You are invited to share your comments and questions by posting them here on the Thoughts Along the Journey blog.  We are calling on the entire WT community to uphold this newly formed global alliance in prayer.  Pray especially for the invitation of new global members from outside the WT community.  We are praying for the laying of firm foundations that will serve future generations of workers well.

 

 

6 Responses

  1. One of the immediate things I sense must happen within my own soul is that I must (with humility engendered by Christ) seek to live out a deepening interdependence upon other global members of Christ’s Body as they become WT senders from countries whose 1st language is not English – and whose world views are quite different from my own. As one working in pastoral care, I will not be able to do this multi-language, multi-cultural work myself, but must depend upon competent care givers from other sources “foreign” to me. I must submit myself to Jesus Christ in new ways – relinquishing management and control to others – and ultimately to Jesus Christ, the Head of the Body. New challenges await us in the 21st century!!!

    • A powerful reminder of our need for one another. There are already workers within WT who can help us make this transition as well as trusted colleagues outside WT who could come along side us and train us.

  2. Thanks for the reminder of the importance of this for field workers, David. This post prompted two questions. The first is for me. In order to generously accommodate new friends from other cultures – to genuinely submit in partnership – how do I need to conduct myself in ministry? Attitudinally I certainly need humility but in practice I came up with two.

    1. Learn how people from the incoming culture make decisions.

    2. Learn how people from the incoming culture value relationships.

    Reflecting on the Chinese culture in which I find myself, I recognize that both of these are done very differently than my familial culture. And if I am going to “be trained in greater cross cultural or multicultural communication and collaboration,” then I better press on in my learning of how decisions are made and relationships formed and practiced here in Asia.

    The second is for you/us: how will you know if we care? In other words, what is practiced on a day-by-day basis in our ministries that shows we care as much about the new global alliance as you do?

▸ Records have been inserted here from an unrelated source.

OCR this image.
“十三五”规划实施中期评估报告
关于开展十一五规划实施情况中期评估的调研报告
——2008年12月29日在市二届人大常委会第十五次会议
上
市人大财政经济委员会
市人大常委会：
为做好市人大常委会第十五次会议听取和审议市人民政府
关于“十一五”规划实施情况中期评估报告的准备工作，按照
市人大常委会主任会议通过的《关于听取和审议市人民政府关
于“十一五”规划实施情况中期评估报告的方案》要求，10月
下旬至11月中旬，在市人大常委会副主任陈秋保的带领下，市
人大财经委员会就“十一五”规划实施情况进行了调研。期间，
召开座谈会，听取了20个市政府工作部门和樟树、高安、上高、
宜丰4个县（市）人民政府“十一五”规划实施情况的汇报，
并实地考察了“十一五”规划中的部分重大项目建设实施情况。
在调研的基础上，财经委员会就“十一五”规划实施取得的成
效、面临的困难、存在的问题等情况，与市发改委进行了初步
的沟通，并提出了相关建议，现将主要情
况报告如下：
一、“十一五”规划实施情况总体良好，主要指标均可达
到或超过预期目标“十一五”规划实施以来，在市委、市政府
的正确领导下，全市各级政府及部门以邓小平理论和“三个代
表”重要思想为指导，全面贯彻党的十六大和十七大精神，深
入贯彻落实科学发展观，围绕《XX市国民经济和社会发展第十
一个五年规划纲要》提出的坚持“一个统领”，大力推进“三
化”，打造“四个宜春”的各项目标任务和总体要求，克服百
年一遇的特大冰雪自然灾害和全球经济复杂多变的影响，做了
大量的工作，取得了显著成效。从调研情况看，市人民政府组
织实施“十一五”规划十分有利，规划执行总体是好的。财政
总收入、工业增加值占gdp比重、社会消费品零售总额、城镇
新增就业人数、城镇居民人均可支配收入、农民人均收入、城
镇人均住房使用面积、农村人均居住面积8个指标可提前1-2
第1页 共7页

    • Your question is not one easily answered: “how will you know if we care? In other words, what is practiced on a day-by-day basis in our ministries that shows we care as much about the new global alliance as you do?” The answer will be displayed more in our WT ethos than in specific steps that would be the same for all. Let me try one or two examples. First, when we are building a project for a new ministry outreach, we should look beyond our own team/field/Area, or to put it another way, beyond our own ‘silo’. Others in other places may have valuable insights that would help us in moving that project forward. This would be an outworking of what we mean be interdependence, consciously seeking ‘many voices’ to enter the discussion. A second example might be in how people approach ministry and particularly the issue of contextualization. Too often we will simply translate material from our home culture into the language in which we are working, not thinking about the cultural dissonance that might occur. I will know that people care about the Alliance when I see workers reaching out to others who are different from them for their ideas and input; when I see our growth in life and minsitry being impacted by our interaction with those from other cultures and backgrounds.

  3. An illustration here: Some years ago, while on home assignment, a supporter asked me to attend an informative breakfast with an inner-city ministry in my home town. While enjoying my eggs and bacon I asked the African-American pastor sitting across from me what was the main message he would have for ministering church groups arriving from the suburbs. He replied “Please remember that Jesus was here before you showed up.” That simple and profound reply has fueled my own commitment to look left and right, all around, seeking to understand what God is up to and how He would uniquely use me and World Team in whatever context.